6. End-to-End Planning
Plan for all activities impacting your move and the time and cost required for each activity. Once a budget has been developed, determine which department’s budget covers the costs. Common considerations include:
- Availability: If the move date is contingent on the completion of construction, be aware that prior to move in, permits must be obtained, utilities turned on, and also medical personnel must be trained before the final move.
- Purchasing of materials and equipment
- A complete inventory of all systems and equipment
- The cost of the move itself (including the mover, packing materials, a move manager)
- Set up of furnishings, IT systems (e.g., network, desktops, software, and phones) and electronics (e.g., PA system, TVs in hospital rooms)
- Interior decorating
- Costs associates with communications (e,g, mailings, posters, graphic design, and printing of materials)
- Costs associated with moving hospital patients from one facility to the other.
7. Create a Realistic Project Plan
When planning your move, it’s critical you have all your stakeholders’ full understanding and acceptance of the business rationale for making the move. There may be unforeseen disruptions along the way. Keeping everyone’s focus on the goal and having shared communication will help mediate complaints and conflicts.
Your project plan should address the following questions:
- What is your timeline for moving into the new facility or space in your existing location?
- What key initiatives are in progress that could potentially impact your timeline (i.e. cut over of EHR, HIPAA compliance, approvals dependent on external organizations such as the state)?

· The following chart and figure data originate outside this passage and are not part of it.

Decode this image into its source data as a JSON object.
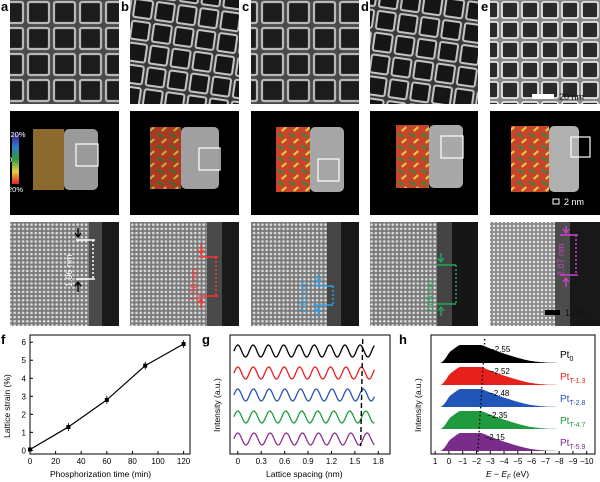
{
  "panel_labels": [
    "a",
    "b",
    "c",
    "d",
    "e",
    "f",
    "g",
    "h"
  ],
  "row1_scalebar": "20 nm",
  "row2_scalebar": "2 nm",
  "row3_scalebar": "1 nm",
  "strain_colorbar": {
    "top": "-20%",
    "mid": "0",
    "bottom": "20%"
  },
  "spacing_labels": [
    {
      "text": "1.96 nm",
      "color": "#ffffff"
    },
    {
      "text": "1.98 nm",
      "color": "#ff3030"
    },
    {
      "text": "2.01 nm",
      "color": "#2aa0f0"
    },
    {
      "text": "2.05 nm",
      "color": "#22aa55"
    },
    {
      "text": "2.07 nm",
      "color": "#cc44cc"
    }
  ],
  "chart_data": [
    {
      "type": "line",
      "panel": "f",
      "xlabel": "Phosphorization time (min)",
      "ylabel": "Lattice strain (%)",
      "x": [
        0,
        30,
        60,
        90,
        120
      ],
      "y": [
        0.05,
        1.3,
        2.8,
        4.7,
        5.9
      ],
      "xticks": [
        "0",
        "20",
        "40",
        "60",
        "80",
        "100",
        "120"
      ],
      "yticks": [
        "0",
        "1",
        "2",
        "3",
        "4",
        "5",
        "6"
      ],
      "xlim": [
        0,
        125
      ],
      "ylim": [
        -0.2,
        6.4
      ]
    },
    {
      "type": "line",
      "panel": "g",
      "xlabel": "Lattice spacing (nm)",
      "ylabel": "Intensity (a.u.)",
      "xticks": [
        "0",
        "0.3",
        "0.6",
        "0.9",
        "1.2",
        "1.5",
        "1.8"
      ],
      "xlim": [
        -0.1,
        1.95
      ],
      "dashed_line_x": 1.6,
      "series": [
        {
          "color": "#000000",
          "period": 0.196
        },
        {
          "color": "#e8201c",
          "period": 0.198
        },
        {
          "color": "#2255b8",
          "period": 0.201
        },
        {
          "color": "#1f9a3f",
          "period": 0.205
        },
        {
          "color": "#8e2f90",
          "period": 0.207
        }
      ]
    },
    {
      "type": "area",
      "panel": "h",
      "xlabel": "E − E",
      "xlabel_sub": "F",
      "xlabel_unit": " (eV)",
      "ylabel": "Intensity (a.u.)",
      "xticks": [
        "1",
        "0",
        "−1",
        "−2",
        "−3",
        "−4",
        "−5",
        "−6",
        "−7",
        "−8",
        "−9",
        "−10"
      ],
      "xlim": [
        1.3,
        -10.6
      ],
      "series": [
        {
          "name": "Pt",
          "sub": "0",
          "color": "#000000",
          "d_band_center": -2.55,
          "label": "−2.55"
        },
        {
          "name": "Pt",
          "sub": "T-1.3",
          "color": "#e8201c",
          "d_band_center": -2.52,
          "label": "−2.52"
        },
        {
          "name": "Pt",
          "sub": "T-2.8",
          "color": "#2255b8",
          "d_band_center": -2.48,
          "label": "−2.48"
        },
        {
          "name": "Pt",
          "sub": "T-4.7",
          "color": "#1f9a3f",
          "d_band_center": -2.35,
          "label": "−2.35"
        },
        {
          "name": "Pt",
          "sub": "T-5.9",
          "color": "#7a2c8a",
          "d_band_center": -2.15,
          "label": "−2.15"
        }
      ]
    }
  ]
}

- What holidays, events, vacation times, and other activities might impact the timeline?
- Working from ideal deadlines, what needs to happen when?
- What risks have you identified and what mitigation strategies do you have in place should they occur?

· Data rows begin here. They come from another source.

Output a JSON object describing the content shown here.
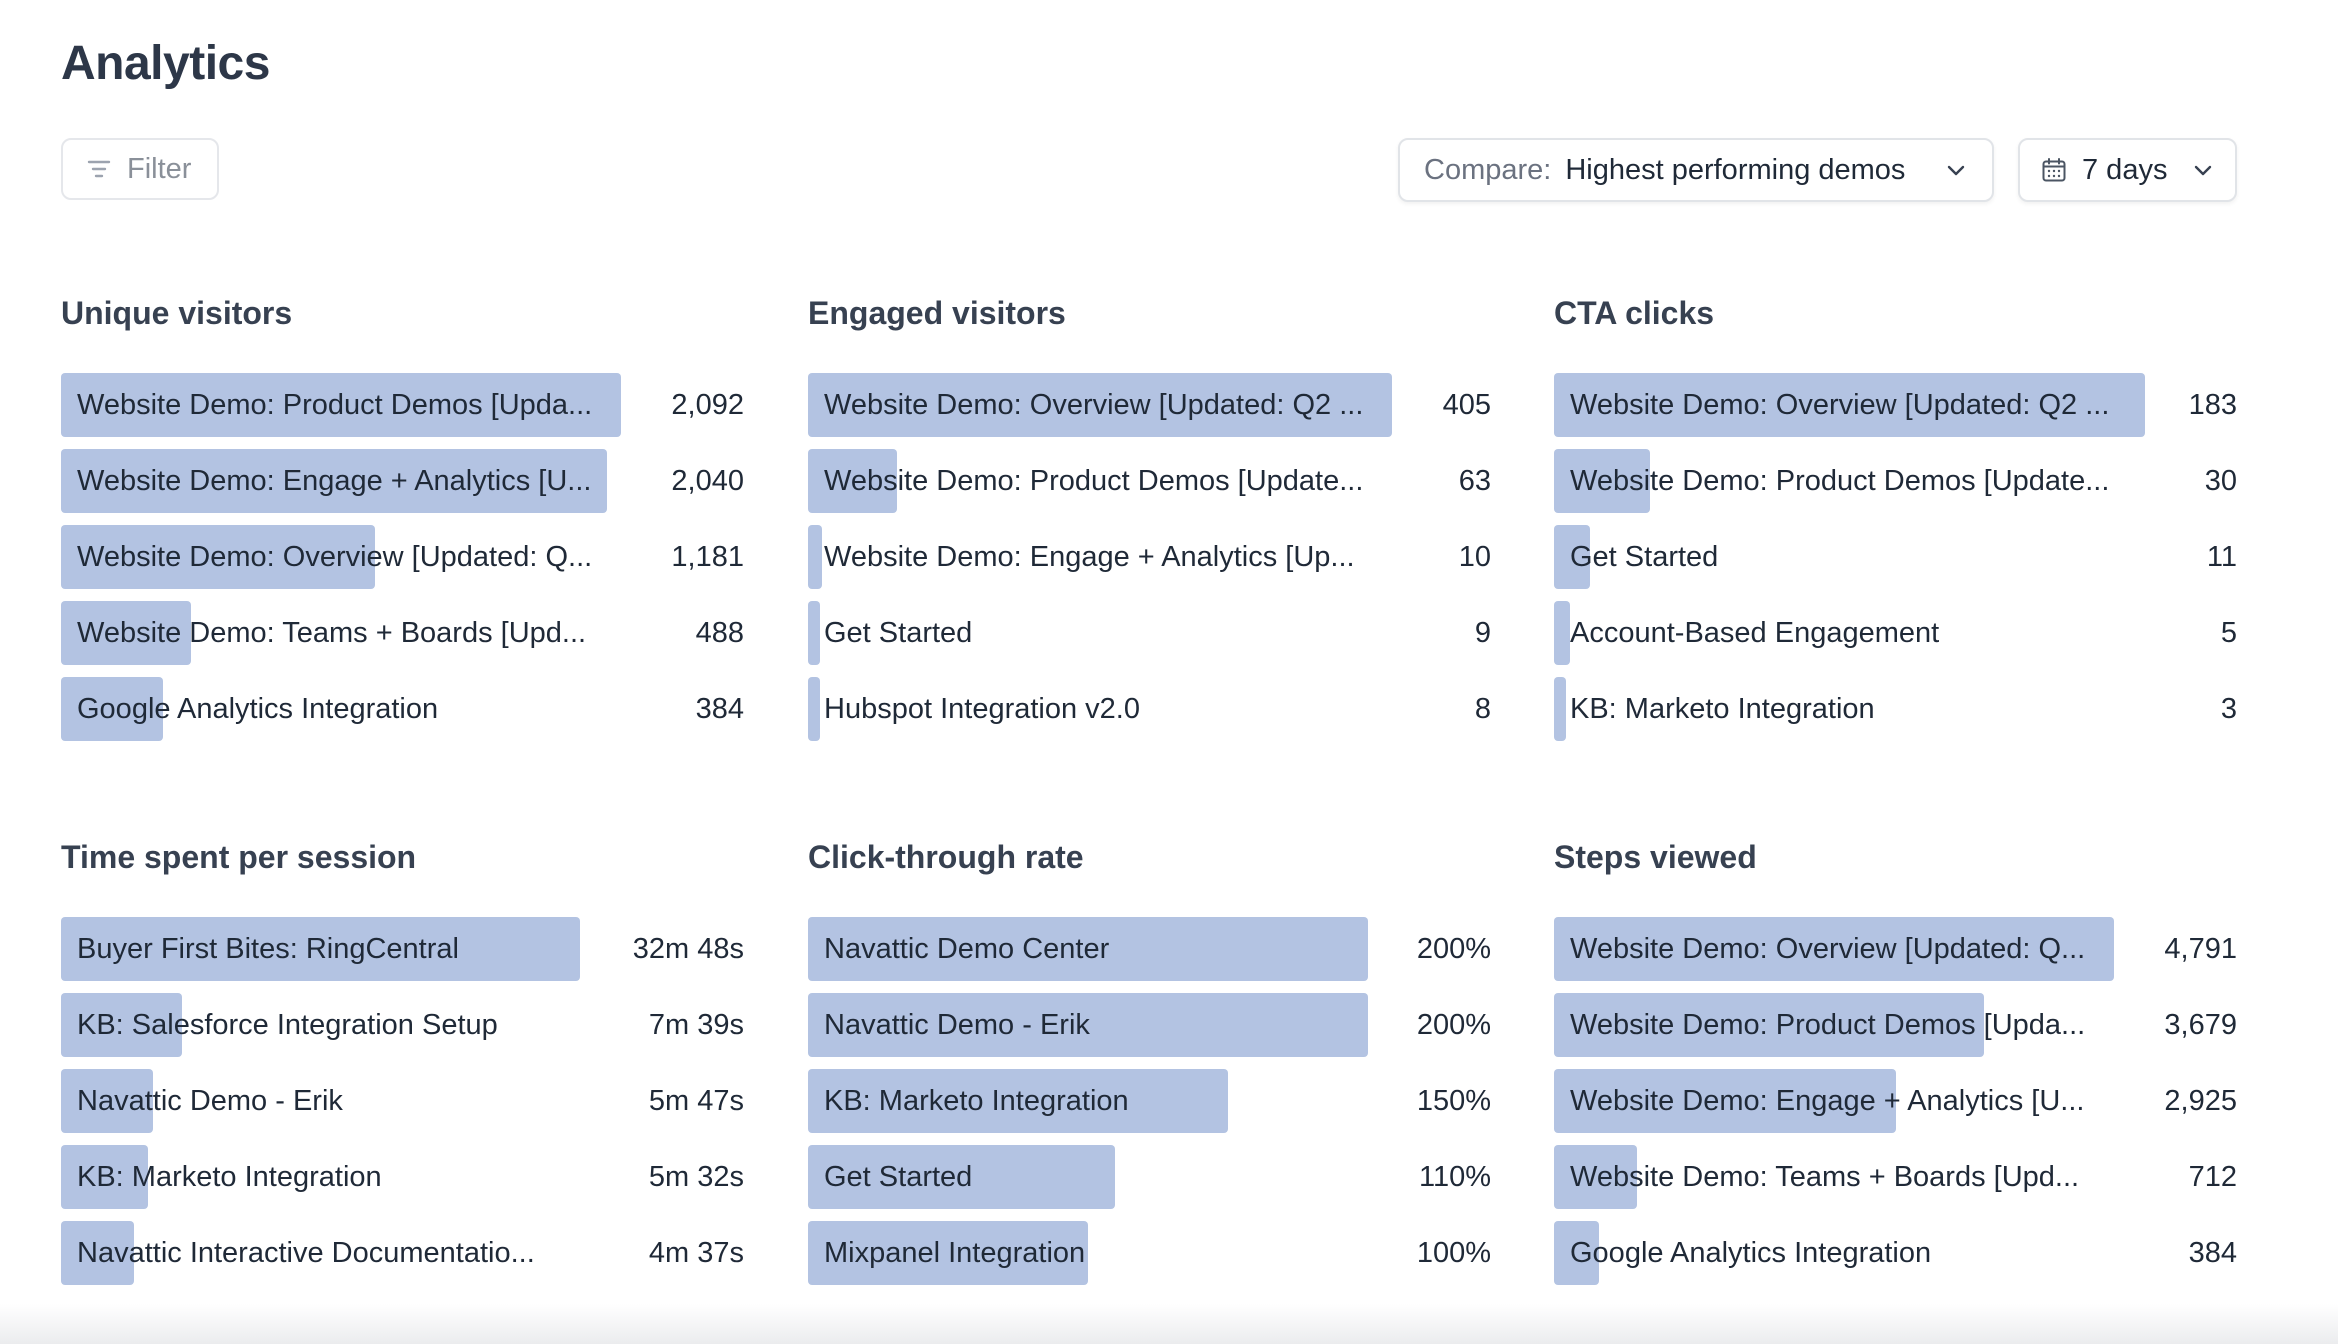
{
  "page": {
    "title": "Analytics"
  },
  "toolbar": {
    "filter_label": "Filter",
    "compare_prefix": "Compare:",
    "compare_value": "Highest performing demos",
    "days_value": "7 days"
  },
  "colors": {
    "bar": "#b3c3e2",
    "text": "#1f2937"
  },
  "panels": [
    {
      "title": "Unique visitors",
      "rows": [
        {
          "label": "Website Demo: Product Demos [Upda...",
          "value": "2,092",
          "fraction": 0.82
        },
        {
          "label": "Website Demo: Engage + Analytics [U...",
          "value": "2,040",
          "fraction": 0.8
        },
        {
          "label": "Website Demo: Overview [Updated: Q...",
          "value": "1,181",
          "fraction": 0.46
        },
        {
          "label": "Website Demo: Teams + Boards [Upd...",
          "value": "488",
          "fraction": 0.19
        },
        {
          "label": "Google Analytics Integration",
          "value": "384",
          "fraction": 0.15
        }
      ]
    },
    {
      "title": "Engaged visitors",
      "rows": [
        {
          "label": "Website Demo: Overview [Updated: Q2 ...",
          "value": "405",
          "fraction": 0.855
        },
        {
          "label": "Website Demo: Product Demos [Update...",
          "value": "63",
          "fraction": 0.13
        },
        {
          "label": "Website Demo: Engage + Analytics [Up...",
          "value": "10",
          "fraction": 0.02
        },
        {
          "label": "Get Started",
          "value": "9",
          "fraction": 0.018
        },
        {
          "label": "Hubspot Integration v2.0",
          "value": "8",
          "fraction": 0.016
        }
      ]
    },
    {
      "title": "CTA clicks",
      "rows": [
        {
          "label": "Website Demo: Overview [Updated: Q2 ...",
          "value": "183",
          "fraction": 0.865
        },
        {
          "label": "Website Demo: Product Demos [Update...",
          "value": "30",
          "fraction": 0.14
        },
        {
          "label": "Get Started",
          "value": "11",
          "fraction": 0.052
        },
        {
          "label": "Account-Based Engagement",
          "value": "5",
          "fraction": 0.024
        },
        {
          "label": "KB: Marketo Integration",
          "value": "3",
          "fraction": 0.014
        }
      ]
    },
    {
      "title": "Time spent per session",
      "rows": [
        {
          "label": "Buyer First Bites: RingCentral",
          "value": "32m 48s",
          "fraction": 0.76
        },
        {
          "label": "KB: Salesforce Integration Setup",
          "value": "7m 39s",
          "fraction": 0.177
        },
        {
          "label": "Navattic Demo - Erik",
          "value": "5m 47s",
          "fraction": 0.134
        },
        {
          "label": "KB: Marketo Integration",
          "value": "5m 32s",
          "fraction": 0.128
        },
        {
          "label": "Navattic Interactive Documentatio...",
          "value": "4m 37s",
          "fraction": 0.107
        }
      ]
    },
    {
      "title": "Click-through rate",
      "rows": [
        {
          "label": "Navattic Demo Center",
          "value": "200%",
          "fraction": 0.82
        },
        {
          "label": "Navattic Demo - Erik",
          "value": "200%",
          "fraction": 0.82
        },
        {
          "label": "KB: Marketo Integration",
          "value": "150%",
          "fraction": 0.615
        },
        {
          "label": "Get Started",
          "value": "110%",
          "fraction": 0.45
        },
        {
          "label": "Mixpanel Integration",
          "value": "100%",
          "fraction": 0.41
        }
      ]
    },
    {
      "title": "Steps viewed",
      "rows": [
        {
          "label": "Website Demo: Overview [Updated: Q...",
          "value": "4,791",
          "fraction": 0.82
        },
        {
          "label": "Website Demo: Product Demos [Upda...",
          "value": "3,679",
          "fraction": 0.63
        },
        {
          "label": "Website Demo: Engage + Analytics [U...",
          "value": "2,925",
          "fraction": 0.5
        },
        {
          "label": "Website Demo: Teams + Boards [Upd...",
          "value": "712",
          "fraction": 0.122
        },
        {
          "label": "Google Analytics Integration",
          "value": "384",
          "fraction": 0.066
        }
      ]
    }
  ],
  "icons": {
    "filter": "filter-icon",
    "compare_chevron": "chevron-down-icon",
    "calendar": "calendar-icon",
    "days_chevron": "chevron-down-icon"
  }
}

- What is your contingency plan if timelines are not met?
8. Prepare to mediate
Conflicts are almost inevitable with a large transition. Things rarely go exactly as planned, so flexibility is key. When a dispute can’t be resolved quickly, it helps to have a good mediation plan in place.
With your comprehensive transition plan approved and in place, you’re ready to begin executing your move. Schedule a meeting with your stakeholders, review what needs to be completed when, and plan to make it happen. Be ready to make adjustments throughout the process, as with any move adaptability is important. While it may not make the move fun, it can certainly make it less stressful.